The World Music Quartet, as the name suggests, plays world music. Spiritual sound, with some songs inspired by Middle Eastern culture. Music like âOhmsâ, composed by the band’s saxophonist, Tommy Gravino. And a meditative piece called âKeertanaâ, in Arabic for a spiritual state of mind.
It is music accompanied by dance. And so Monroe created The Glowing Goddesses. A dance group, mostly half a dozen women, who join the World Music Quartet on stage with their fusion of modern and oriental dance. âIt’s so liberating, it’s not as restrictive as ballet,â Monroe says. The Glowing Goddesss has previously joined The Buddhahood of Rochester for a one-piece performance called “Through the Veil”. And Coffey wrote a song, âAngel,â in which The Glowing Goddesss performs in the dark, with LED lights attached to wispy wings.

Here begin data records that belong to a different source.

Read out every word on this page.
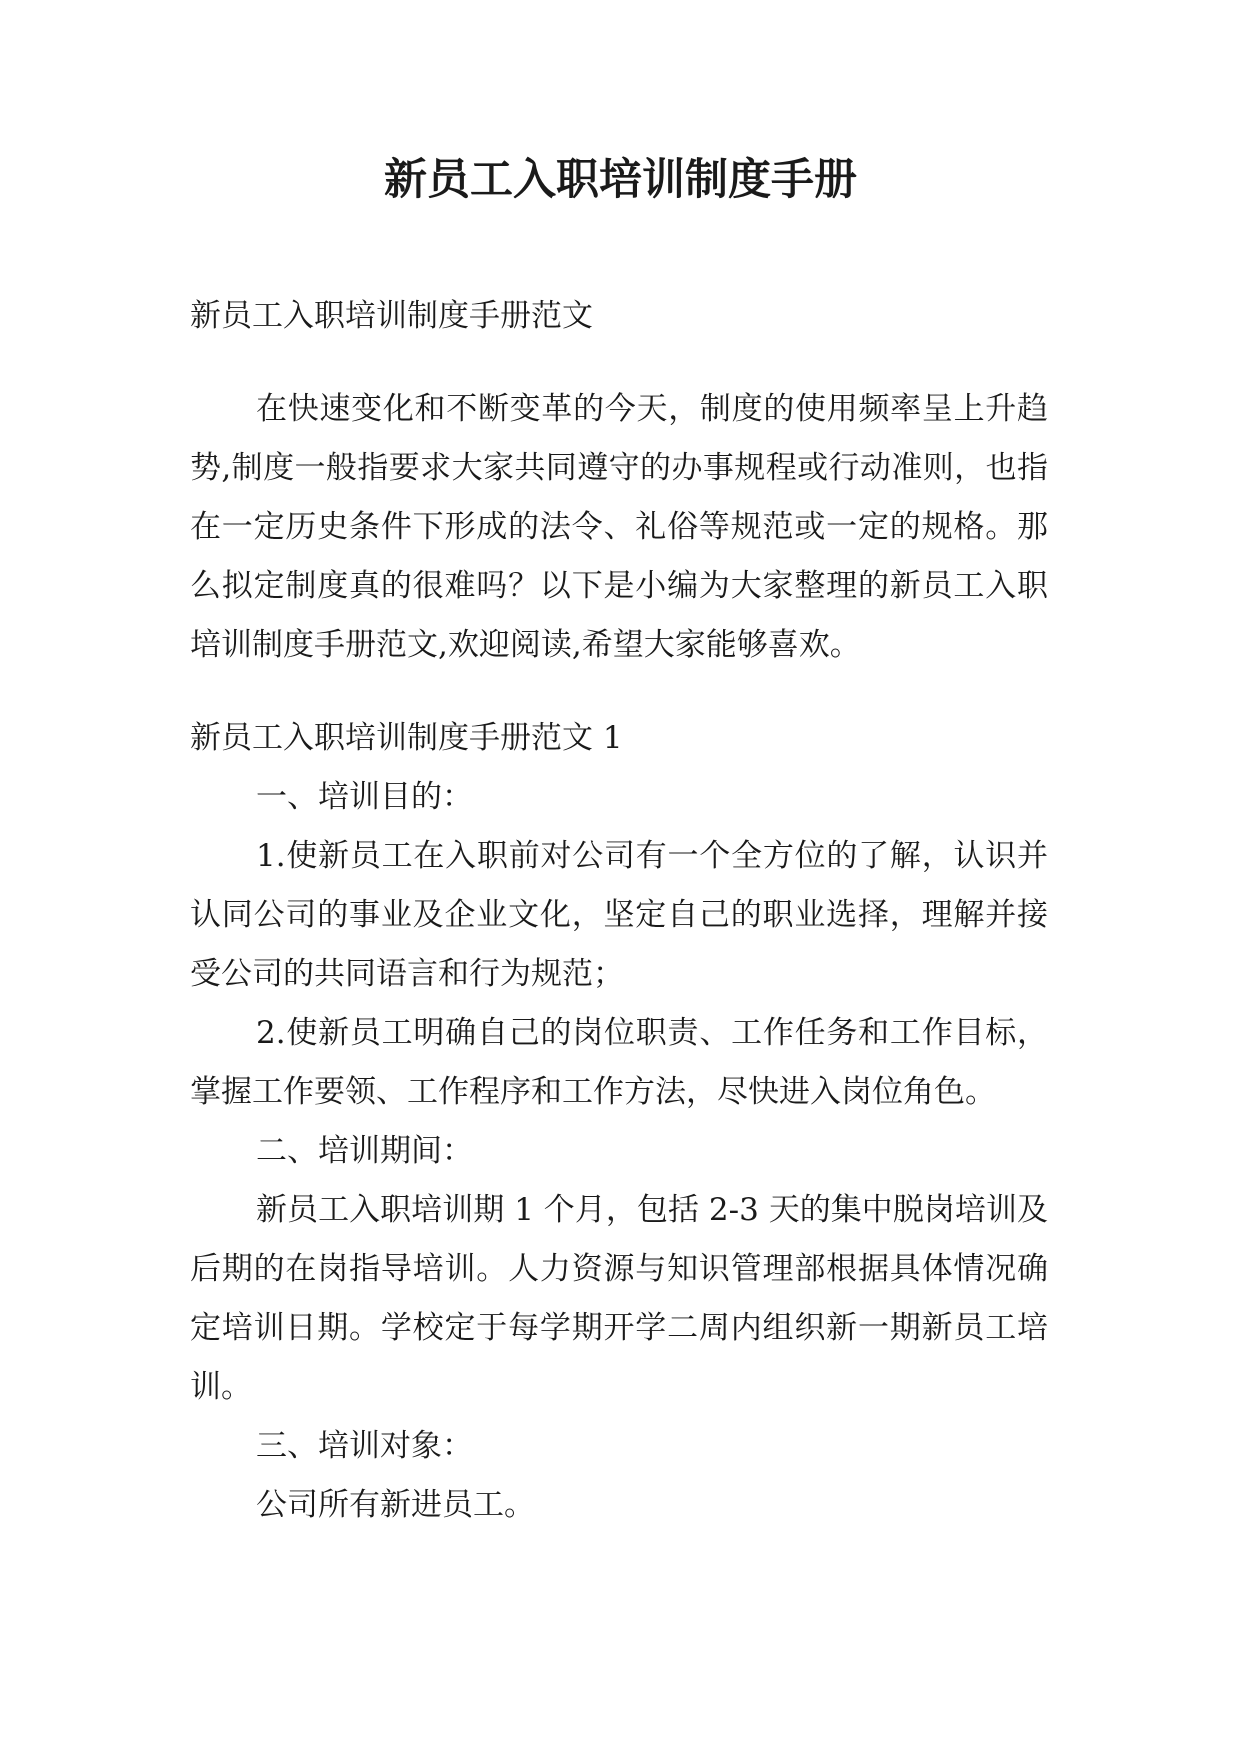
新员工入职培训制度手册

新员工入职培训制度手册范文

在快速变化和不断变革的今天，制度的使用频率呈上升趋势,制度一般指要求大家共同遵守的办事规程或行动准则，也指在一定历史条件下形成的法令、礼俗等规范或一定的规格。那么拟定制度真的很难吗？以下是小编为大家整理的新员工入职培训制度手册范文,欢迎阅读,希望大家能够喜欢。

新员工入职培训制度手册范文 1

一、培训目的：

1.使新员工在入职前对公司有一个全方位的了解，认识并认同公司的事业及企业文化，坚定自己的职业选择，理解并接受公司的共同语言和行为规范；

2.使新员工明确自己的岗位职责、工作任务和工作目标，掌握工作要领、工作程序和工作方法，尽快进入岗位角色。

二、培训期间：

新员工入职培训期 1 个月，包括 2-3 天的集中脱岗培训及后期的在岗指导培训。人力资源与知识管理部根据具体情况确定培训日期。学校定于每学期开学二周内组织新一期新员工培训。

三、培训对象：

公司所有新进员工。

âSome of them are 50 and over,â Monroe says of the dancers, âand a lot of them feel alive, beautiful and vibrant again, doing that kind of dancing. It really gives you more confidence and just makes you love yourself more which is a beautiful thing about this dance.
Just call it a life perspective, or call it something deeper. âMusic and dancing are a great way to connect with your divine consciousness,â says Monroe. “These are the times, when I’m dancing or playing music, that I’m most connected.”
He was eager to get back to dancing and music – and “two kids I wasn’t ready to say goodbye to,” she says – who got Monroe through the worst days of her COVID.
And she says she did it with the help of recently deceased friends, “letting me know it wasn’t my time.”
Spiritual is a word Monroe uses more and more as the conversation goes on. She and Coffey are “spiritually married,” she says. “I was already married and divorced, I didn’t want to have a piece of paper and feel like that’s what kept me with someone.”
Her mother, she says, “knew I was a very spiritual person from the day I was born.” Monroe was the kid who delivered the messages at the funeral and read for his friends. âOr I lay my hands on people and they could feel this energy, the healing energy of me,â she said. âAnd I didn’t know, I wasn’t trying, it was part of me. And then I learned more, I intentionally tried to open up more.
âIt wasn’t something I wanted or was looking for. I pushed him away. I just want to play music and dance.
Monroe was 28 when her father died of a heart attack in 2006, “and that’s when it all started to happen.”
It still happens.
âI really felt him around me, and I constantly feel his love around me and his presence,â she says. It’s the same with some friends who have died in the past two years. Musicians, above all. She feels them, “Like a waterfall of colors flowing through your music and super extreme energy.”
âFortunately, I am a spiritual person and I can feel them around me. And sometimes I can feel them playing through me. Quite often it can be like an out-of-body experience, sometimes while I’m playing.
And there is this most recent loss.
âMurph has come to see me several times,â she said. âOne time I just felt that cool breeze. And when they’re there, it feels like they’re really there, when they were physically alive. So when they visit me, I’m like, ‘Oh my God, they’re here. âI just know that.
After loss comes healing. Monroe calls himself a spiritual medium. And a practitioner of reiki, energetic healing.
âWe all have the capacity, if we’re not afraid to open up to it,â she says. “Our brains are pretty phenomenal things.”